The Kremlin’s forces have recently pummeled Odesa, hitting facilities that transport Ukraine’s crucial grain exports and also wrecking cherished Ukrainian historical sites. The repeated attacks on Odesa follow Moscow’s decision to break off a landmark agreement that had allowed grain to flow from Ukraine to countries in Africa, the Middle East and Asia and help reduce the threat of hunger.

In Russia on Tuesday, top Russian military officials and their counterparts from Belarus, China, India, Middle Eastern and African nations gathered outside Moscow for a security conference.
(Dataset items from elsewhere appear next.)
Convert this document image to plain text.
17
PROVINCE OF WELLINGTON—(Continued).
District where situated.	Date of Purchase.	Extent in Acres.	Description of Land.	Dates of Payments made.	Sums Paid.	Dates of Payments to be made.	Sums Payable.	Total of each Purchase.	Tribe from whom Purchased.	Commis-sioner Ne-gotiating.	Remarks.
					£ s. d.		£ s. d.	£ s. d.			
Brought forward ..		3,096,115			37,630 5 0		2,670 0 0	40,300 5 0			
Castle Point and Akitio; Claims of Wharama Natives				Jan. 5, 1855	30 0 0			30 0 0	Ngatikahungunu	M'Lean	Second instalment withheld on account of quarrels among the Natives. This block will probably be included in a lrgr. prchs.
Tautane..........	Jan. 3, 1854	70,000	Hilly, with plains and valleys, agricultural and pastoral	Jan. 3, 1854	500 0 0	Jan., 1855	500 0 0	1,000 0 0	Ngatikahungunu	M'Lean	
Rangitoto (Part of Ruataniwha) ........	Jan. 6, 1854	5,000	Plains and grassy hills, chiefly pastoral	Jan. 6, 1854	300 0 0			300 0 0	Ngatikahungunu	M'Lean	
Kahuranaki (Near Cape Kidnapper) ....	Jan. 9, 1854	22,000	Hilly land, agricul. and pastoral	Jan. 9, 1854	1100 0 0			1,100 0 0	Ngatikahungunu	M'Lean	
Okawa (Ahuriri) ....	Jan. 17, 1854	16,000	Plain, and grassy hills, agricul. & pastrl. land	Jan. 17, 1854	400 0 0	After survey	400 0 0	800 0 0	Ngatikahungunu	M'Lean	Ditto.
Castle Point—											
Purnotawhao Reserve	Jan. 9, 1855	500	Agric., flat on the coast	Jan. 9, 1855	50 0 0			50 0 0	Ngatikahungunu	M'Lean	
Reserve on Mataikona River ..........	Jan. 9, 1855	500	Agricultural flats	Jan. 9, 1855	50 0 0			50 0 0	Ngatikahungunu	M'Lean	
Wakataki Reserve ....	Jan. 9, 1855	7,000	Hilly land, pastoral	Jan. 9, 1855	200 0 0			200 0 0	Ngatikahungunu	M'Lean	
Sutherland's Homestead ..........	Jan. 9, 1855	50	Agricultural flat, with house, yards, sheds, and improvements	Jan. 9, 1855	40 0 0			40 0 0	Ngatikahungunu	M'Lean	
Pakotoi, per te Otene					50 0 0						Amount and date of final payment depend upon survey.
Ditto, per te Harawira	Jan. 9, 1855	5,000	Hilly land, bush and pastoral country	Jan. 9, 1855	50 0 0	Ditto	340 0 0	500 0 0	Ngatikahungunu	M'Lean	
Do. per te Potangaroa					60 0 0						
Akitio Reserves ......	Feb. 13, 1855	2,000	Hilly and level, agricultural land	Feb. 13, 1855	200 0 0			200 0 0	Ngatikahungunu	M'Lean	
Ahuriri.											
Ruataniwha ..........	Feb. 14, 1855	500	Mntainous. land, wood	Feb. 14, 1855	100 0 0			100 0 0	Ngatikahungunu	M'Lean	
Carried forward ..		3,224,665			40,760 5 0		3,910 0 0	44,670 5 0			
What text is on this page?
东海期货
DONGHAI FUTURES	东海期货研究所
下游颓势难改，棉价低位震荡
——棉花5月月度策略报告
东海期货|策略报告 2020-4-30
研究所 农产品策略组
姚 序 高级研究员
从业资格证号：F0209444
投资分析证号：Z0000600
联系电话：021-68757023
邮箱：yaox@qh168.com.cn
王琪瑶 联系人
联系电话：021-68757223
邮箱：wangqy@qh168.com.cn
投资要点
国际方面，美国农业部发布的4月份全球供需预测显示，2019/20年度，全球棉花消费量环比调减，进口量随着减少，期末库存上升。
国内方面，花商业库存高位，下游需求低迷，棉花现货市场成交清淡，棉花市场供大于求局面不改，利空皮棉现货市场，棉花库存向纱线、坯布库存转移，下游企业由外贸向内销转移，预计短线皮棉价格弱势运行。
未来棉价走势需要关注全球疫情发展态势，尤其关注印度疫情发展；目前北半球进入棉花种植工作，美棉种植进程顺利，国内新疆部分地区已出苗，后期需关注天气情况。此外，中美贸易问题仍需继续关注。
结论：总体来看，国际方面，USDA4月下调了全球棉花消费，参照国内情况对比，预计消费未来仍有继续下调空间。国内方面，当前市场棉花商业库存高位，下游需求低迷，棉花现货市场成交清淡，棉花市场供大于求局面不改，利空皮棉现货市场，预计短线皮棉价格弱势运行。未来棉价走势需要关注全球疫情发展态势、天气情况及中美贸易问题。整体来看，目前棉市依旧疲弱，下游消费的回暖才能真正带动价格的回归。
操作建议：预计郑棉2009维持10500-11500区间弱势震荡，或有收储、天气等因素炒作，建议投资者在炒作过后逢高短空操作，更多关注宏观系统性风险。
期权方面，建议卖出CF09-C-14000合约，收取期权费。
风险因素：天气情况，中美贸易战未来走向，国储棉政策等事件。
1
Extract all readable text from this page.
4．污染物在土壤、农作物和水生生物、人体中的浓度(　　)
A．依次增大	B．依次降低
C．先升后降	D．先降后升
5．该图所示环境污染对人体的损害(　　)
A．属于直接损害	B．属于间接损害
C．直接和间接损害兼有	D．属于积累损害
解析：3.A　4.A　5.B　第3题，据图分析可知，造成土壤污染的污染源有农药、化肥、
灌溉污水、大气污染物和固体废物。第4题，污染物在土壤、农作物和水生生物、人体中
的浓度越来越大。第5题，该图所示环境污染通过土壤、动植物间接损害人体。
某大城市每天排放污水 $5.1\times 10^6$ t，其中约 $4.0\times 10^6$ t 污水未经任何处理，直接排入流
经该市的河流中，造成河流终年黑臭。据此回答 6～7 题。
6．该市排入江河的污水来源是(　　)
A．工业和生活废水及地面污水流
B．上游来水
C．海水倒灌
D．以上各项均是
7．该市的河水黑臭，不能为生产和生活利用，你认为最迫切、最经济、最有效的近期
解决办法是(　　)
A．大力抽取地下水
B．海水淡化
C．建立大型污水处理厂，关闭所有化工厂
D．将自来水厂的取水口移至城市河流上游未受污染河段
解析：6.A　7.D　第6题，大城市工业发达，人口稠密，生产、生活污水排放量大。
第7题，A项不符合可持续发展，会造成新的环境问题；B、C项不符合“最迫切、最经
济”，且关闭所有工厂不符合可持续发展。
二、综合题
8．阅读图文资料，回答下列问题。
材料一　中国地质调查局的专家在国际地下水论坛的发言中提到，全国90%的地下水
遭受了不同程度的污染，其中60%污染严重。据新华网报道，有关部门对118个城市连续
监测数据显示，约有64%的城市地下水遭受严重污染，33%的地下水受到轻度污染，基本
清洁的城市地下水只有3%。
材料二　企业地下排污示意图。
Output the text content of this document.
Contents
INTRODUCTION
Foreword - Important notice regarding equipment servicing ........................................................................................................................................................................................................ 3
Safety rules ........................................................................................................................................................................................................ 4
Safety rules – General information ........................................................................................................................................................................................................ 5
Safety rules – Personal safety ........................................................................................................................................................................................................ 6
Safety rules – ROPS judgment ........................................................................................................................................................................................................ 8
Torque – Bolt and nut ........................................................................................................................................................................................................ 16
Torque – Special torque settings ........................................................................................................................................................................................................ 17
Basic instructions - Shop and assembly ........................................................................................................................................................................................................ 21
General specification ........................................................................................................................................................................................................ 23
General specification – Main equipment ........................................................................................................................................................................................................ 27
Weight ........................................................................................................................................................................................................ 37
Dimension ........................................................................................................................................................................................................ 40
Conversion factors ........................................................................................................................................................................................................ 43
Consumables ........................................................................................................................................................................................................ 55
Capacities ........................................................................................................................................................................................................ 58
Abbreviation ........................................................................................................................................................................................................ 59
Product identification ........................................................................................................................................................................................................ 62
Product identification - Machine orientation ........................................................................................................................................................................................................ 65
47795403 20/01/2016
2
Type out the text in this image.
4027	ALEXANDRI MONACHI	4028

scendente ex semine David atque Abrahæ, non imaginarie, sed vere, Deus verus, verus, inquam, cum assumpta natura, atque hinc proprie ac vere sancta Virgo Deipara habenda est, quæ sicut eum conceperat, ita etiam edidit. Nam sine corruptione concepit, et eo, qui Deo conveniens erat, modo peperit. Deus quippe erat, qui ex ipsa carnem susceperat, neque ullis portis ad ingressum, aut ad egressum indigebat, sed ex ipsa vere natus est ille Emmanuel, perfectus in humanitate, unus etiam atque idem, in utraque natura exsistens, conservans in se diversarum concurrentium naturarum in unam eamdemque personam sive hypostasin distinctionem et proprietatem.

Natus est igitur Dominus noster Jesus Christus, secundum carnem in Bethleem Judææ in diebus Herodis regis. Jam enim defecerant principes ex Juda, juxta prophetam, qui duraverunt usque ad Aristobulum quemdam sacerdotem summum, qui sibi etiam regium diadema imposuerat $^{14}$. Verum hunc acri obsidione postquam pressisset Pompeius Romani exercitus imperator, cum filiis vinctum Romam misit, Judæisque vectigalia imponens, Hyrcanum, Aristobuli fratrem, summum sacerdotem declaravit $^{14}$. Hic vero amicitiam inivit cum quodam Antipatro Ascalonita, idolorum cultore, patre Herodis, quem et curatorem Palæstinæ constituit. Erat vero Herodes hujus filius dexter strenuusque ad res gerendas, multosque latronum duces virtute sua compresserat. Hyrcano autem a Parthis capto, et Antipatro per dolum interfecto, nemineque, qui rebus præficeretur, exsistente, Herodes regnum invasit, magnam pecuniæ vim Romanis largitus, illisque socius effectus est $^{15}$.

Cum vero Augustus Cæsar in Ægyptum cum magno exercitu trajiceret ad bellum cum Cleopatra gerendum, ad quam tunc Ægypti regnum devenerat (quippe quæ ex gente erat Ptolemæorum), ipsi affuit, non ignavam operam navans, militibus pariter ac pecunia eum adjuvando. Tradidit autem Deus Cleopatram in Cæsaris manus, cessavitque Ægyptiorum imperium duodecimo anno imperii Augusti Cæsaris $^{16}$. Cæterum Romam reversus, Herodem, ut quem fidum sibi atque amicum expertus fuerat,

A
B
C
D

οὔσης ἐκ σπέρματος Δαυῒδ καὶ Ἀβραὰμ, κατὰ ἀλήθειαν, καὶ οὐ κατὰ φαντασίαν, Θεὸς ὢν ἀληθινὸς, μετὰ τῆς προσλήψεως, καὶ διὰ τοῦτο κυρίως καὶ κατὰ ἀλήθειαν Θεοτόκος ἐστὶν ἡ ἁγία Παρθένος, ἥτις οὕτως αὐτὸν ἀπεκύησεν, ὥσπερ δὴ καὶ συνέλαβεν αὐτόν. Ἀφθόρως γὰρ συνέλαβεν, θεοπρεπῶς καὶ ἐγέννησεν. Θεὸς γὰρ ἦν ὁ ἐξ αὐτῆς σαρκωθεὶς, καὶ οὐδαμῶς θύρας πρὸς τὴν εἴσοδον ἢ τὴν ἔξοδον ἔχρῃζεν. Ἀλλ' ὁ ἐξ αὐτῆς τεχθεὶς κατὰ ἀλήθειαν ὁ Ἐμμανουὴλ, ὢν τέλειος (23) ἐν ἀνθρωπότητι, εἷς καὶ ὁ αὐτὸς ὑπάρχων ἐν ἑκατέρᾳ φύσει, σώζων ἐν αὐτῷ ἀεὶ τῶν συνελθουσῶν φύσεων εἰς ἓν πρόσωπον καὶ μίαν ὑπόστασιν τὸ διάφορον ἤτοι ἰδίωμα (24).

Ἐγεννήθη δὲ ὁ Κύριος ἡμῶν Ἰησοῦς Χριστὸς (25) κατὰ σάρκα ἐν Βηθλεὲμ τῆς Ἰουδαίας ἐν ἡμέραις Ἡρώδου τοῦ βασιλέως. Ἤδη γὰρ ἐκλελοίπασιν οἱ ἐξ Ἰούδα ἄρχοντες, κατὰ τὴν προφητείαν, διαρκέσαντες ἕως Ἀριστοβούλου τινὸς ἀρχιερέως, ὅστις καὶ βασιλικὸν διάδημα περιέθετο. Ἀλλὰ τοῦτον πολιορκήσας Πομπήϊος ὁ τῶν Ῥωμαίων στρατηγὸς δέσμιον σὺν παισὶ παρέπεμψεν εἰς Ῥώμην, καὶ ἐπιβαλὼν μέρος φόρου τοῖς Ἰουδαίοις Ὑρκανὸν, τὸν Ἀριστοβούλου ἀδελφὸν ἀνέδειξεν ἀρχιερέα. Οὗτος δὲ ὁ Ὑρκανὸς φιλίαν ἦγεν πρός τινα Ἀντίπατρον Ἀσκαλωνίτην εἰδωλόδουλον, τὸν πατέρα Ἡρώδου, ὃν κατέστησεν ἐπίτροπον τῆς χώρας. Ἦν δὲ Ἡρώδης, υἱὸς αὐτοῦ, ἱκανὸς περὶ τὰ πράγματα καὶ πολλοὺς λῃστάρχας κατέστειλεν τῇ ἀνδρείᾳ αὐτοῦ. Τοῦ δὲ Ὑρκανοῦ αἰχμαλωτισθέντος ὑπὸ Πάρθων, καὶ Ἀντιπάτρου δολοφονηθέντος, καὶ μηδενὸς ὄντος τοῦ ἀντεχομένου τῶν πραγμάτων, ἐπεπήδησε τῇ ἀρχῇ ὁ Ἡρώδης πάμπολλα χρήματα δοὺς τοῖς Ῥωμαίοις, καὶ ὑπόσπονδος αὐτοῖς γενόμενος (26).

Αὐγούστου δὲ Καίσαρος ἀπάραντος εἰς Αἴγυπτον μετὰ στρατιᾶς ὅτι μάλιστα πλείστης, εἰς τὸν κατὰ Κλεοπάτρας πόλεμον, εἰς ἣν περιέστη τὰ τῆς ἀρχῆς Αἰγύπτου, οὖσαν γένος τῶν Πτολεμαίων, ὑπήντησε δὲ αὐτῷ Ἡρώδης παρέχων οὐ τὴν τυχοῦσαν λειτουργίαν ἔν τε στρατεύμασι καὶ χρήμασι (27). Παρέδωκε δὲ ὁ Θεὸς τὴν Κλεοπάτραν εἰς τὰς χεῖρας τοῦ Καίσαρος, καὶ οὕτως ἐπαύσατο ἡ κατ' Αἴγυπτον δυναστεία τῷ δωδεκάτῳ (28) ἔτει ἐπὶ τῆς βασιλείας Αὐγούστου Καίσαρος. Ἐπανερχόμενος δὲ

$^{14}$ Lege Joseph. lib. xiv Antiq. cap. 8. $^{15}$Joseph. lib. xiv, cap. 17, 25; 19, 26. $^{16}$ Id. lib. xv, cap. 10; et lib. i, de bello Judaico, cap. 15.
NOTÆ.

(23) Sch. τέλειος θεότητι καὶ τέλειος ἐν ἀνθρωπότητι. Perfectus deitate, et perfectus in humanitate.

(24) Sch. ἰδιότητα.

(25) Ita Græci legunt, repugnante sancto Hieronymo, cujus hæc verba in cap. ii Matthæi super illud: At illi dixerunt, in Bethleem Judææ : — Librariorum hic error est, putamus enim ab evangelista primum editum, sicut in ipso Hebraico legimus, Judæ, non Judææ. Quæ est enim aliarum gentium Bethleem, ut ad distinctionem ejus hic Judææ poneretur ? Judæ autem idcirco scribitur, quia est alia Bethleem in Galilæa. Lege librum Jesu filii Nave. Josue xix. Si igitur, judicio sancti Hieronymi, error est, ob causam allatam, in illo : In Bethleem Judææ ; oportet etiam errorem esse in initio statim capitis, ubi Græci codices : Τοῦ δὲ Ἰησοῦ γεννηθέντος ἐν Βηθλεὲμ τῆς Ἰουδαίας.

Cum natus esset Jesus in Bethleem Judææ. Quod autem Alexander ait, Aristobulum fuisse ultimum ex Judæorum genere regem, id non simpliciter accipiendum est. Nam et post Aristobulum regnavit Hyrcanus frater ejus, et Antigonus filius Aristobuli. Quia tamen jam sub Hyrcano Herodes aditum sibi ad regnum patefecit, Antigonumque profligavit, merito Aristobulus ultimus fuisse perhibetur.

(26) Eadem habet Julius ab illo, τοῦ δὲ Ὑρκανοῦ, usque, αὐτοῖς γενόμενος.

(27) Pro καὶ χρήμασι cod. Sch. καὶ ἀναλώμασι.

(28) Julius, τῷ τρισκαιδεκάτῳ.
Addressing the conference in a pre-recorded video statement, Russian President Vladimir Putin once again accused the West of fueling the conflict “by pumping billions of dollars” into Kyiv and “supplying it with equipment, weapons, ammunition, sending their military advisers and mercenaries.” “Everything is being done to ignite the conflict even more, to draw other states into it,” Putin said.

Russian Defense Minister Sergei Shoigu sought to downplay the significance of the western support for Ukraine, saying that despite all that support, Kyiv’s forces “fail to achieve results on the battlefield.”

On Thursday, Sweden announced a 3.4 billion-kronor ($314 million) aid package consisting of ammunition for equipment from previous Swedish support packages, primarily for the armored combat vehicle 90, and spare parts for combat vehicles, tanks and the Archer artillery system. Defense minister Pål Jonsson said that “Ukrainians have signaled to us that they are in great need of new support packages; above all ammunition and spare parts.”